The stakes of progress in AI, then, are not just about the technical capabilities, and whether or not they’ll surpass an arbitrary, imagined threshold. They’re also about how we — as members of the general public — talk about, write about, think about AI; they’re also about how we choose to allocate our time, attention, and capital. The newest models are truly remarkable, and alignment research explores genuinely fascinating technical problems. But if we really are concerned about AI-induced catastrophe, existential or otherwise, we can’t rely on those who stand to gain the most from a future of widespread AI deployments.

The third issue of Kernel, Reboot's print magazine, is out now — you can get a copy here.

1. The site uses the phrasing “AI Safety” instead of “AI Alignment” in the title, but the article itself proceeds to use “safety” and “alignment” interchangeably without differentiating the two. In the following section I discuss more narrow “alignment” approaches and attempt to distinguish them from “safety” work.
2. Though there is now a flood of academic and open-source replications — most notably Meta’s Llama 2, which is supposedly competitive with GPT3.5 — the stated goals of building these large models are to facilitate research, not to create “AGI” or anything approximating it. There’s so much more to say about Llama 2 and its ~politics~ (e.g. terms of service), but that’s a different essay! I should note that the alignment techniques discussed in the following section were also used for Llama 2, and in the whitepaper, it’s framed explicitly as a way to close the gap between open-source research and closed-source, highly-capable models.
3. The interview has since been taken down, presumably for leaking too much company information — whether about OpenAI’s intellectual property or company priorities, it’s impossible to say.

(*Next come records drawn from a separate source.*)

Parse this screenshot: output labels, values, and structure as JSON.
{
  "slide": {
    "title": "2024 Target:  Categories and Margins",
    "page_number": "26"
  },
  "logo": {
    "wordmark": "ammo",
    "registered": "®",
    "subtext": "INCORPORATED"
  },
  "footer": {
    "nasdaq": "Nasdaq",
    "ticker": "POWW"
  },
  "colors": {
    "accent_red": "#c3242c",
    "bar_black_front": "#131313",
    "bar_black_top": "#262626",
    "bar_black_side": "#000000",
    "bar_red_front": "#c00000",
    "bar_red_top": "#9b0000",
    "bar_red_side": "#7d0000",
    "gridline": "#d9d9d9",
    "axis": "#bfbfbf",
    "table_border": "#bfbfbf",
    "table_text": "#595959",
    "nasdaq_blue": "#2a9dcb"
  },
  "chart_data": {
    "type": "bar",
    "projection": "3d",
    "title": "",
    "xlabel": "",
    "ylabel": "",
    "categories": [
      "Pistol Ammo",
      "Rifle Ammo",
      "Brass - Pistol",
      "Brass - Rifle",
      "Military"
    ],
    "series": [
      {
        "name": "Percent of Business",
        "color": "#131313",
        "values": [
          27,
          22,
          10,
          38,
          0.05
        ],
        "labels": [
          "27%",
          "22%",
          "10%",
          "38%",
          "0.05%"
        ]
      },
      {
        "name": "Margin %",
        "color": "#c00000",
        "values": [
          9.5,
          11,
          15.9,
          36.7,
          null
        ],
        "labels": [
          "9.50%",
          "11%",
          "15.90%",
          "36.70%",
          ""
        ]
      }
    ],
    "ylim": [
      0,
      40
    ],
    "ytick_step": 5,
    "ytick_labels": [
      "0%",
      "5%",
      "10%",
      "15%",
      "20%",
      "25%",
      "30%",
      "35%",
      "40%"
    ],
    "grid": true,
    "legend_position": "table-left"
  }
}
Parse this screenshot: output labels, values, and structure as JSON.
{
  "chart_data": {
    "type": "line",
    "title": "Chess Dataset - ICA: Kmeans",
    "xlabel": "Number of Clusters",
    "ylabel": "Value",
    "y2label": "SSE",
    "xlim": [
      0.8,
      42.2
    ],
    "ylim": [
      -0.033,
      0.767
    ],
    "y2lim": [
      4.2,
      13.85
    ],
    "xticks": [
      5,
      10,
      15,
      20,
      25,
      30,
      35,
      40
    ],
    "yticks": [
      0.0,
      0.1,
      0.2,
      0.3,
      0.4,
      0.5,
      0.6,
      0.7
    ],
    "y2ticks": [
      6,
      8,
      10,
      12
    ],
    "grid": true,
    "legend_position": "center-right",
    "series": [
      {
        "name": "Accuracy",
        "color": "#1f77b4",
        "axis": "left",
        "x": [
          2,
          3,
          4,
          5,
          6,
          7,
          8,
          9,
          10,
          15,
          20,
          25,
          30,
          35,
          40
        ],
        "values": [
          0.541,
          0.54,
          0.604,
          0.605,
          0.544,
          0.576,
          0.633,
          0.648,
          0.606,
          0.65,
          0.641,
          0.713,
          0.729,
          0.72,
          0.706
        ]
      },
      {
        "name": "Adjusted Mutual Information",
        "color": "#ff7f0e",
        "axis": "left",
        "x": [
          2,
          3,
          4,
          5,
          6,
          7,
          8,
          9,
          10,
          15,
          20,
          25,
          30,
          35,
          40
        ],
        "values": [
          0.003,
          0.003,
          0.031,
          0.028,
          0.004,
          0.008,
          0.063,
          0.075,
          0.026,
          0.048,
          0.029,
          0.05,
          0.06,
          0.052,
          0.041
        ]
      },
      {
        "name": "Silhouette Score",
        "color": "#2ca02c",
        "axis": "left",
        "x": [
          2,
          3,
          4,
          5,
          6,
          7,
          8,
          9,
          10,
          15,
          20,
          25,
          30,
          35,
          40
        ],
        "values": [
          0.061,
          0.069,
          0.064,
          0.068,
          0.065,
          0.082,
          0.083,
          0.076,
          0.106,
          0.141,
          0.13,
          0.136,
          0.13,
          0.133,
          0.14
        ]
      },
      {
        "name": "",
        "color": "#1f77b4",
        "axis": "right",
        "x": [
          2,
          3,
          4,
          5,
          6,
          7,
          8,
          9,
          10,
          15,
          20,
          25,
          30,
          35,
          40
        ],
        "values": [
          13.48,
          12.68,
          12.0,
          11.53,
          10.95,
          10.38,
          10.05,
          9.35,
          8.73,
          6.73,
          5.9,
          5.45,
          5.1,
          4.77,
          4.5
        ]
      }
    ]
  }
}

4. Anthropic is legally a Public Benefit corporation, which suggests that they could theoretically face legal action for not being sufficiently “public benefit” oriented — but this legal action can only be brought by stockholders, not other stakeholders (not to mention the lack of case law or precedent). OpenAI is “capped profit,” but this cap is at 100x that of investment.

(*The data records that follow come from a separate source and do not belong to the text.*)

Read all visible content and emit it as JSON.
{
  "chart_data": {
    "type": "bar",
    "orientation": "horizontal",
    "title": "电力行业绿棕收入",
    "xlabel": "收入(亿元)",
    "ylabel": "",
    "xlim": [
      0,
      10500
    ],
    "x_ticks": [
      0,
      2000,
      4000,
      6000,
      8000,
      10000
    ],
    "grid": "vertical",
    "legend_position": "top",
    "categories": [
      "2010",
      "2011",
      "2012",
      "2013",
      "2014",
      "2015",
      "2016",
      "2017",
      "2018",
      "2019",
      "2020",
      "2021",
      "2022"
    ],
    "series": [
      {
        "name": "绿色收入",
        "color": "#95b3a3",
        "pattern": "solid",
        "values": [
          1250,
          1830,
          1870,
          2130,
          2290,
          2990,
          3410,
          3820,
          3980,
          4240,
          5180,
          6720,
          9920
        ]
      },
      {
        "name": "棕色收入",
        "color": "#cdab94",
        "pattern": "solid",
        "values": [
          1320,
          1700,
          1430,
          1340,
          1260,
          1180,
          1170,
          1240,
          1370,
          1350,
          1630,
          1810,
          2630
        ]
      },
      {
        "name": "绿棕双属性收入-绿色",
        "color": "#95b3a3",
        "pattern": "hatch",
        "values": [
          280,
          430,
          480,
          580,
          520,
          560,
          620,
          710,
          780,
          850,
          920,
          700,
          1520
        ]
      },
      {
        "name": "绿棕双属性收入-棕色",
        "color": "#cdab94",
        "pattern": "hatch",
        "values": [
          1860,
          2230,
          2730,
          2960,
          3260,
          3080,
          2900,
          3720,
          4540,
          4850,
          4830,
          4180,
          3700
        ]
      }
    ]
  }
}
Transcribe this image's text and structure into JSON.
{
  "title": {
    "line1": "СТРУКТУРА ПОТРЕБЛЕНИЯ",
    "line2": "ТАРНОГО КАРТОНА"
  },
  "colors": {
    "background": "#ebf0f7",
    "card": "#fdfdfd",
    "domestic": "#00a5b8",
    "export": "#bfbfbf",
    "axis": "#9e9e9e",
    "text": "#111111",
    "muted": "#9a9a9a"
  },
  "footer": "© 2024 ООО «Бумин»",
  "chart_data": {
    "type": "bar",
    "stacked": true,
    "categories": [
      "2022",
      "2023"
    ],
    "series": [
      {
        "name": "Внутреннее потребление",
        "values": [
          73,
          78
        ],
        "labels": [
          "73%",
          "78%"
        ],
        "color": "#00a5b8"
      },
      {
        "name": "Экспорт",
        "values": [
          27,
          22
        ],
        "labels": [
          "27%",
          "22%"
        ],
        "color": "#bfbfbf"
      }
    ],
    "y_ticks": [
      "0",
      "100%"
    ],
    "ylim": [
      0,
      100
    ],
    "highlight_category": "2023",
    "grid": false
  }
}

5. “Safety” more generally includes many other branches of research, including interpretability, or understanding how models work; robustness, or ensuring good performance even when inputs are different from or even adversarial with respect to the training data; and monitoring, or ensuring that new inputs are not malicious. Personally, it’s unclear to me how to think of robustness and monitoring without considering the end-goal of “good behavior” determined by values alignment, but this is how the safety research community has self-styled. The technical work in these categories is substantively different from “values alignment” and I will therefore defer that discussion.
6. While OpenAI has not explicitly publicized “HHH,” their academic work aligns their models to the goals of “helpfulness, harmlessness, and truthfulness,” i.e. replacing “honesty” in “HHH” with “truthfulness.” It’s unclear, of course, if this is exactly what they do for their real, public-facing product.
7. In social choice theory, on the other hand, preference aggregation amid disagreements has been a long-studied problem; see, for example, Ken Arrow’s 1951 impossibility theorem and subsequent work.
8. To be more precise, RLHF/RLAIF does optimize the base model’s policy towards the learned reward/preference model. But because the preference model only captures “what an HHH model sounds like,” the base model’s policy only changes towards producing HHH-sounding text — this is also why chatbots often exhibit strange style artifacts by default (e.g. are extremely verbose, highly deferential, and apologize frequently).
9. Some of the existential-risk folks raise this concern as well.
10. Or, if you’re OpenAI, also capable enough to solve alignment, autonomously.